I don’t know about you… but I go hiking to get away from people, society, and the hubbub of the big city. The time I spend driving to far flung corners of Virginia, the hours slogging on, and sometimes off, trail are all in search of one precious and increasingly scant commodity… solitude. Don’t get me wrong, I love people… but my inner introvert needs time away, time to recharge.
But, what do you do when you amble up the trail and bump into a another hiker (if you said reach for your bear spray… this post is for you)? Well, like many other groups, hikers have some unwritten rules to help govern their interaction. For example, at poker night… you can take the last slice of pizza and you can take the last beer, but by-god you better not take both.
Hikers are no different. Following a few unwritten (well, ok… now they are written) rules can help make your hike and the hike for others more pleasant. Below are a few observed practices:
• Hike quietly. Speak in low voices and, if you didn’t already leave it in the car or pitch it off a mountain top, turn your cell phone down or off. Enjoy the sounds of nature and let others do the same. The same thing goes for personal music devices, If I can hear it on the outside of your headphones… its probably too loud.
• Don’t obstruct the trail. When you take a break, move off the trail a ways to allow others to pass by unobstructed.
• Don’t toss your trash – not even biodegradable items such as banana peels. It is not good for animals to eat non-native foods and who wants to look at your old banana peel while it ever-so-slowly decomposes? If you packed it in, pack it back out.
• Hikers going downhill yield to those hiking uphill.
• When bringing a pet on a hike, be sure to keep it on a leash and under control. Don’t forget to pack out pet waste as well.
• Don’t feed the wildlife. While many animals stay hidden, others are not so shy. Giving these creatures food only disrupts their natural foraging habits.
• Leave what you find. The only souvenirs a hiker should come home with are photographs and happy memories. (And maybe an improved fitness level!)
• When relieving yourself outdoors, be sure to do so 200 feet away from the trail and any water sources. Follow Leave No Trace principles.

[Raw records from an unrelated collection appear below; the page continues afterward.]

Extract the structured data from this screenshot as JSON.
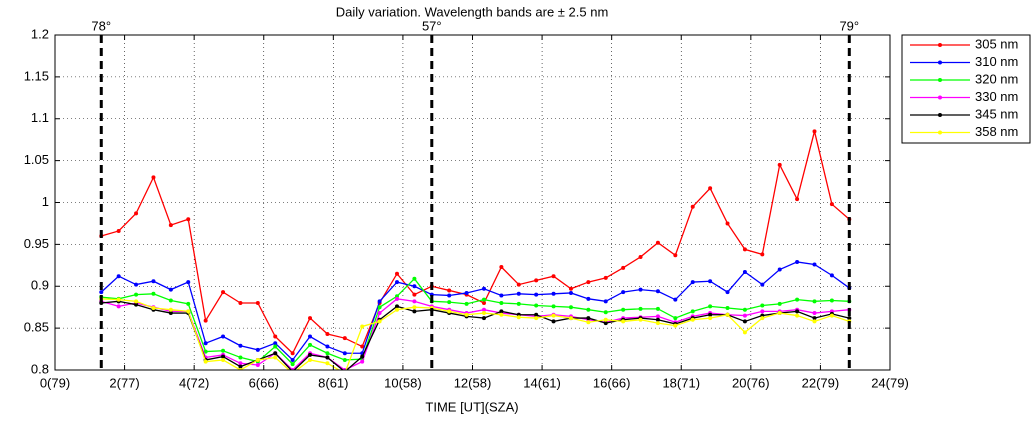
{
  "chart_data": {
    "type": "line",
    "title": "Daily variation. Wavelength bands are ± 2.5 nm",
    "x_label": "TIME [UT](SZA)",
    "x": [
      1.33,
      1.83,
      2.33,
      2.83,
      3.33,
      3.83,
      4.33,
      4.83,
      5.33,
      5.83,
      6.33,
      6.83,
      7.33,
      7.83,
      8.33,
      8.83,
      9.33,
      9.83,
      10.33,
      10.83,
      11.33,
      11.83,
      12.33,
      12.83,
      13.33,
      13.83,
      14.33,
      14.83,
      15.33,
      15.83,
      16.33,
      16.83,
      17.33,
      17.83,
      18.33,
      18.83,
      19.33,
      19.83,
      20.33,
      20.83,
      21.33,
      21.83,
      22.33,
      22.83
    ],
    "series": [
      {
        "name": "305 nm",
        "color": "#ff0000",
        "values": [
          0.96,
          0.966,
          0.987,
          1.03,
          0.973,
          0.98,
          0.859,
          0.893,
          0.88,
          0.88,
          0.84,
          0.82,
          0.862,
          0.843,
          0.838,
          0.828,
          0.88,
          0.915,
          0.89,
          0.9,
          0.895,
          0.89,
          0.88,
          0.923,
          0.902,
          0.907,
          0.912,
          0.897,
          0.905,
          0.91,
          0.922,
          0.935,
          0.952,
          0.937,
          0.995,
          1.017,
          0.975,
          0.944,
          0.938,
          1.045,
          1.004,
          1.085,
          0.998,
          0.98
        ]
      },
      {
        "name": "310 nm",
        "color": "#0000ff",
        "values": [
          0.893,
          0.912,
          0.902,
          0.906,
          0.896,
          0.905,
          0.832,
          0.84,
          0.829,
          0.824,
          0.832,
          0.812,
          0.84,
          0.828,
          0.82,
          0.82,
          0.882,
          0.905,
          0.9,
          0.89,
          0.889,
          0.892,
          0.897,
          0.889,
          0.891,
          0.89,
          0.891,
          0.892,
          0.885,
          0.882,
          0.893,
          0.896,
          0.894,
          0.884,
          0.905,
          0.906,
          0.893,
          0.917,
          0.902,
          0.92,
          0.929,
          0.926,
          0.913,
          0.898
        ]
      },
      {
        "name": "320 nm",
        "color": "#00ff00",
        "values": [
          0.887,
          0.885,
          0.89,
          0.891,
          0.883,
          0.879,
          0.822,
          0.823,
          0.815,
          0.81,
          0.828,
          0.807,
          0.83,
          0.82,
          0.812,
          0.813,
          0.875,
          0.888,
          0.909,
          0.882,
          0.881,
          0.879,
          0.884,
          0.88,
          0.879,
          0.877,
          0.876,
          0.875,
          0.872,
          0.869,
          0.872,
          0.873,
          0.873,
          0.862,
          0.87,
          0.876,
          0.874,
          0.872,
          0.877,
          0.879,
          0.884,
          0.882,
          0.883,
          0.882
        ]
      },
      {
        "name": "330 nm",
        "color": "#ff00ff",
        "values": [
          0.882,
          0.876,
          0.88,
          0.875,
          0.87,
          0.87,
          0.815,
          0.818,
          0.808,
          0.806,
          0.82,
          0.8,
          0.82,
          0.815,
          0.8,
          0.81,
          0.868,
          0.885,
          0.882,
          0.876,
          0.872,
          0.868,
          0.872,
          0.868,
          0.866,
          0.864,
          0.866,
          0.864,
          0.86,
          0.857,
          0.862,
          0.863,
          0.864,
          0.857,
          0.864,
          0.868,
          0.866,
          0.865,
          0.87,
          0.87,
          0.872,
          0.868,
          0.87,
          0.872
        ]
      },
      {
        "name": "345 nm",
        "color": "#000000",
        "values": [
          0.88,
          0.882,
          0.878,
          0.872,
          0.868,
          0.868,
          0.812,
          0.816,
          0.804,
          0.812,
          0.82,
          0.798,
          0.818,
          0.815,
          0.798,
          0.816,
          0.86,
          0.876,
          0.87,
          0.872,
          0.868,
          0.864,
          0.862,
          0.87,
          0.866,
          0.866,
          0.858,
          0.862,
          0.862,
          0.856,
          0.86,
          0.862,
          0.86,
          0.855,
          0.862,
          0.866,
          0.866,
          0.858,
          0.865,
          0.868,
          0.87,
          0.862,
          0.867,
          0.862
        ]
      },
      {
        "name": "358 nm",
        "color": "#ffff00",
        "values": [
          0.885,
          0.884,
          0.882,
          0.874,
          0.872,
          0.87,
          0.81,
          0.812,
          0.8,
          0.812,
          0.815,
          0.796,
          0.812,
          0.808,
          0.796,
          0.852,
          0.858,
          0.872,
          0.875,
          0.874,
          0.87,
          0.866,
          0.868,
          0.866,
          0.863,
          0.862,
          0.865,
          0.862,
          0.857,
          0.86,
          0.858,
          0.86,
          0.856,
          0.853,
          0.86,
          0.862,
          0.866,
          0.845,
          0.862,
          0.868,
          0.865,
          0.858,
          0.865,
          0.858
        ]
      }
    ],
    "markers": [
      {
        "x": 1.33,
        "label": "78°"
      },
      {
        "x": 10.83,
        "label": "57°"
      },
      {
        "x": 22.83,
        "label": "79°"
      }
    ],
    "xlim": [
      0,
      24
    ],
    "xticks": [
      {
        "value": 0,
        "label": "0(79)"
      },
      {
        "value": 2,
        "label": "2(77)"
      },
      {
        "value": 4,
        "label": "4(72)"
      },
      {
        "value": 6,
        "label": "6(66)"
      },
      {
        "value": 8,
        "label": "8(61)"
      },
      {
        "value": 10,
        "label": "10(58)"
      },
      {
        "value": 12,
        "label": "12(58)"
      },
      {
        "value": 14,
        "label": "14(61)"
      },
      {
        "value": 16,
        "label": "16(66)"
      },
      {
        "value": 18,
        "label": "18(71)"
      },
      {
        "value": 20,
        "label": "20(76)"
      },
      {
        "value": 22,
        "label": "22(79)"
      },
      {
        "value": 24,
        "label": "24(79)"
      }
    ],
    "ylim": [
      0.8,
      1.2
    ],
    "yticks": [
      0.8,
      0.85,
      0.9,
      0.95,
      1,
      1.05,
      1.1,
      1.15,
      1.2
    ],
    "grid": true,
    "legend": "outside-right"
  }
}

• Walk through the mud or puddle and not around it, unless you can do so without going off the trail. Widening a trail by going around puddles, etc. is bad for trail sustainability. Just because it looks easy to cut the corner off of a switchback doesn’t mean it is a good idea. Help preserve the trail by staying on the trail.
• If hiking in a group, don’t take up the whole width of the trail; allow others to pass.